I was lost until I was not. The world was grey until it was not, and from that moment I would never forget the dream from which I had awoken; this dream that came like an omen crying out a clarion call, “love the Earth, love the Earth, love the Earth!” In my heart I pledged never to forget, and to never stop loving and living in reverence of this place. To never forget the tragedy of forgoing green for grey. To never forget just how much there is to lose in straying so far from where we truly come.
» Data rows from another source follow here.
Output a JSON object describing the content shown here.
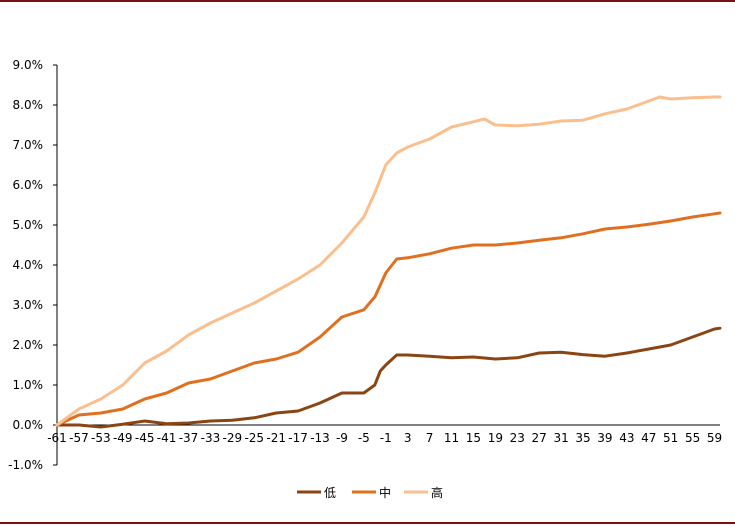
{
  "chart_data": {
    "type": "line",
    "title": "",
    "xlabel": "",
    "ylabel": "",
    "ylim": [
      -1.0,
      9.0
    ],
    "xlim": [
      -61,
      60
    ],
    "y_ticks": [
      "-1.0%",
      "0.0%",
      "1.0%",
      "2.0%",
      "3.0%",
      "4.0%",
      "5.0%",
      "6.0%",
      "7.0%",
      "8.0%",
      "9.0%"
    ],
    "x_ticks": [
      "-61",
      "-57",
      "-53",
      "-49",
      "-45",
      "-41",
      "-37",
      "-33",
      "-29",
      "-25",
      "-21",
      "-17",
      "-13",
      "-9",
      "-5",
      "-1",
      "3",
      "7",
      "11",
      "15",
      "19",
      "23",
      "27",
      "31",
      "35",
      "39",
      "43",
      "47",
      "51",
      "55",
      "59"
    ],
    "legend_position": "bottom",
    "grid": false,
    "series": [
      {
        "name": "低",
        "color": "#8b4513",
        "x": [
          -61,
          -57,
          -53,
          -49,
          -45,
          -41,
          -37,
          -33,
          -29,
          -25,
          -21,
          -17,
          -13,
          -9,
          -5,
          -3,
          -2,
          -1,
          1,
          3,
          7,
          11,
          15,
          19,
          23,
          27,
          31,
          35,
          39,
          43,
          47,
          51,
          55,
          59,
          60
        ],
        "y": [
          0.0,
          0.0,
          -0.05,
          0.02,
          0.1,
          0.03,
          0.05,
          0.1,
          0.12,
          0.18,
          0.3,
          0.35,
          0.55,
          0.8,
          0.8,
          1.0,
          1.35,
          1.5,
          1.75,
          1.75,
          1.72,
          1.68,
          1.7,
          1.65,
          1.68,
          1.8,
          1.82,
          1.76,
          1.72,
          1.8,
          1.9,
          2.0,
          2.2,
          2.4,
          2.42
        ]
      },
      {
        "name": "中",
        "color": "#e07020",
        "x": [
          -61,
          -57,
          -53,
          -49,
          -45,
          -41,
          -37,
          -33,
          -29,
          -25,
          -21,
          -17,
          -13,
          -9,
          -5,
          -3,
          -1,
          1,
          3,
          7,
          11,
          15,
          19,
          23,
          27,
          31,
          35,
          39,
          43,
          47,
          51,
          55,
          59,
          60
        ],
        "y": [
          0.0,
          0.25,
          0.3,
          0.4,
          0.65,
          0.8,
          1.05,
          1.15,
          1.35,
          1.55,
          1.65,
          1.82,
          2.2,
          2.7,
          2.88,
          3.2,
          3.8,
          4.15,
          4.18,
          4.28,
          4.42,
          4.5,
          4.5,
          4.55,
          4.62,
          4.68,
          4.78,
          4.9,
          4.95,
          5.02,
          5.1,
          5.2,
          5.28,
          5.3
        ]
      },
      {
        "name": "高",
        "color": "#f9bf8f",
        "x": [
          -61,
          -57,
          -53,
          -49,
          -45,
          -41,
          -37,
          -33,
          -29,
          -25,
          -21,
          -17,
          -13,
          -9,
          -5,
          -3,
          -1,
          1,
          3,
          7,
          11,
          15,
          17,
          19,
          23,
          27,
          31,
          35,
          39,
          43,
          47,
          49,
          51,
          55,
          59,
          60
        ],
        "y": [
          0.0,
          0.4,
          0.65,
          1.0,
          1.55,
          1.85,
          2.25,
          2.55,
          2.8,
          3.05,
          3.35,
          3.65,
          4.0,
          4.55,
          5.2,
          5.8,
          6.5,
          6.8,
          6.95,
          7.15,
          7.45,
          7.58,
          7.65,
          7.5,
          7.48,
          7.52,
          7.6,
          7.62,
          7.78,
          7.9,
          8.1,
          8.2,
          8.15,
          8.18,
          8.2,
          8.2
        ]
      }
    ]
  }
}
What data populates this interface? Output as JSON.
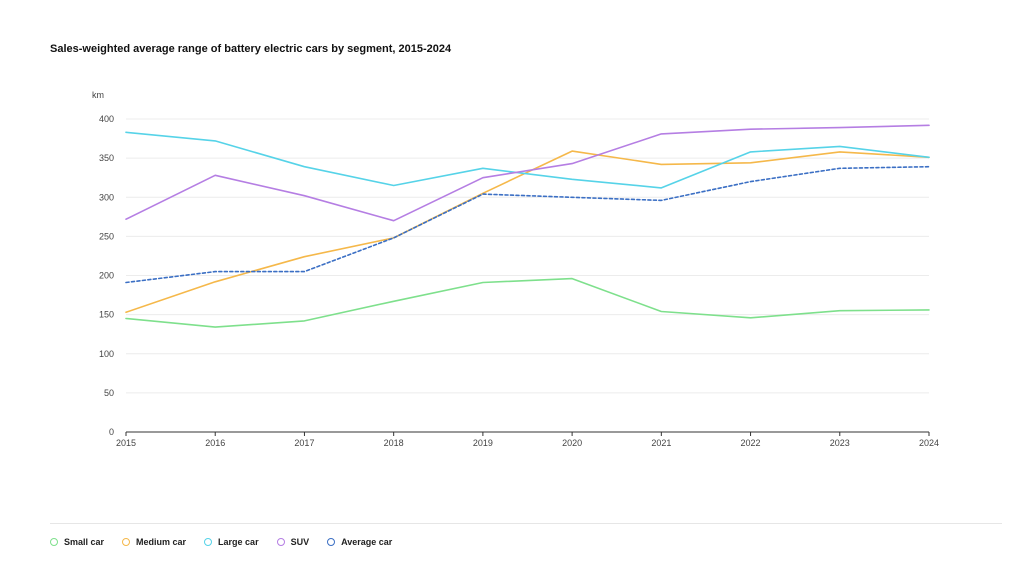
{
  "chart_data": {
    "type": "line",
    "title": "Sales-weighted average range of battery electric cars by segment, 2015-2024",
    "ylabel": "km",
    "xlabel": "",
    "x": [
      "2015",
      "2016",
      "2017",
      "2018",
      "2019",
      "2020",
      "2021",
      "2022",
      "2023",
      "2024"
    ],
    "ylim": [
      0,
      400
    ],
    "yticks": [
      "0",
      "50",
      "100",
      "150",
      "200",
      "250",
      "300",
      "350",
      "400"
    ],
    "grid": true,
    "legend_position": "bottom-left",
    "series": [
      {
        "name": "Small car",
        "color": "#7ee08c",
        "dashed": false,
        "values": [
          145,
          134,
          142,
          167,
          191,
          196,
          154,
          146,
          155,
          156
        ]
      },
      {
        "name": "Medium car",
        "color": "#f5b84a",
        "dashed": false,
        "values": [
          153,
          192,
          224,
          248,
          305,
          359,
          342,
          344,
          358,
          351
        ]
      },
      {
        "name": "Large car",
        "color": "#56d3e8",
        "dashed": false,
        "values": [
          383,
          372,
          339,
          315,
          337,
          323,
          312,
          358,
          365,
          351
        ]
      },
      {
        "name": "SUV",
        "color": "#b57ee3",
        "dashed": false,
        "values": [
          272,
          328,
          302,
          270,
          325,
          343,
          381,
          387,
          389,
          392
        ]
      },
      {
        "name": "Average car",
        "color": "#3b6fc4",
        "dashed": true,
        "values": [
          191,
          205,
          205,
          248,
          304,
          300,
          296,
          320,
          337,
          339
        ]
      }
    ]
  }
}
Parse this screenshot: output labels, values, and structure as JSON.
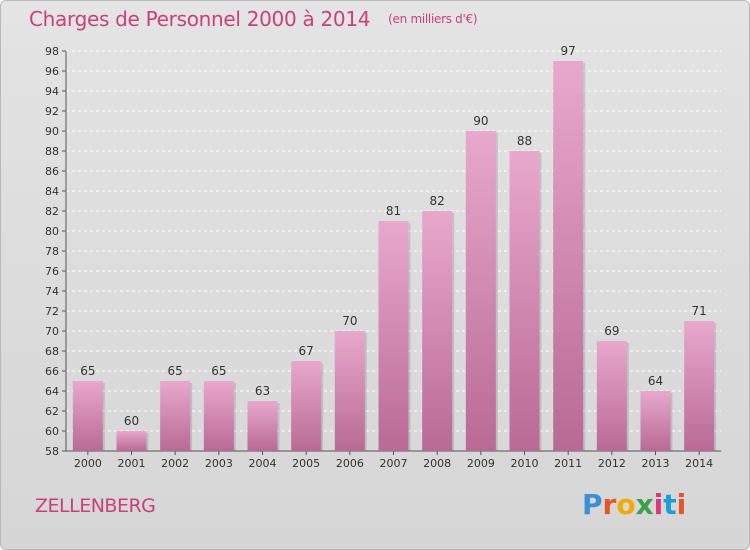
{
  "title": "Charges de Personnel 2000 à 2014",
  "unit_note": "(en milliers d'€)",
  "place": "ZELLENBERG",
  "logo": {
    "text": "Proxiti",
    "colors": [
      "#3a8fd6",
      "#e8542a",
      "#f2a900",
      "#3aa14d",
      "#d63a7c",
      "#1b9ed8",
      "#e8542a"
    ]
  },
  "colors": {
    "bar_top": "#e8a8cc",
    "bar_bottom": "#b96a94",
    "title": "#c8417a"
  },
  "chart_data": {
    "type": "bar",
    "categories": [
      "2000",
      "2001",
      "2002",
      "2003",
      "2004",
      "2005",
      "2006",
      "2007",
      "2008",
      "2009",
      "2010",
      "2011",
      "2012",
      "2013",
      "2014"
    ],
    "values": [
      65,
      60,
      65,
      65,
      63,
      67,
      70,
      81,
      82,
      90,
      88,
      97,
      69,
      64,
      71
    ],
    "title": "Charges de Personnel 2000 à 2014",
    "ylim": [
      58,
      98
    ],
    "yticks": [
      58,
      60,
      62,
      64,
      66,
      68,
      70,
      72,
      74,
      76,
      78,
      80,
      82,
      84,
      86,
      88,
      90,
      92,
      94,
      96,
      98
    ],
    "grid": true,
    "legend": "none"
  }
}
The tree which moves some to tears of joy is in the eyes of others only a green thing which stands in the way. Some see nature all ridicule and deformity, and by these I shall not regulate my proportions; and some scarce see nature at all. But to the eyes of the man of imagination, nature is imagination itself. As a man is, so he sees.
— William Blake, from a letter to the Reverend John Trusler, 1799.
spring dispatch | 01 | 22.04.2024 | Rain has been a persistent caller throughout these early weeks of Spring, but inclement weather has not deterred a visiting Badger from returning to the field night after night whenever the floods subside. A covertly stashed camera has caught the fellow pushing a long snout into the damp grasses and rubbing his belly playfully over the last clumps of Daffodil. Nocturnal wanderer, silly Badger! I salute you and your quiet night-roving. The way you trace the arc of the star-pressed sky with your searching paths, and leave me wondering what the world is like when it is only known by the lamplight of Moon. Will you return in the coming weeks with a clan of cubs in tow, and their mother by your side?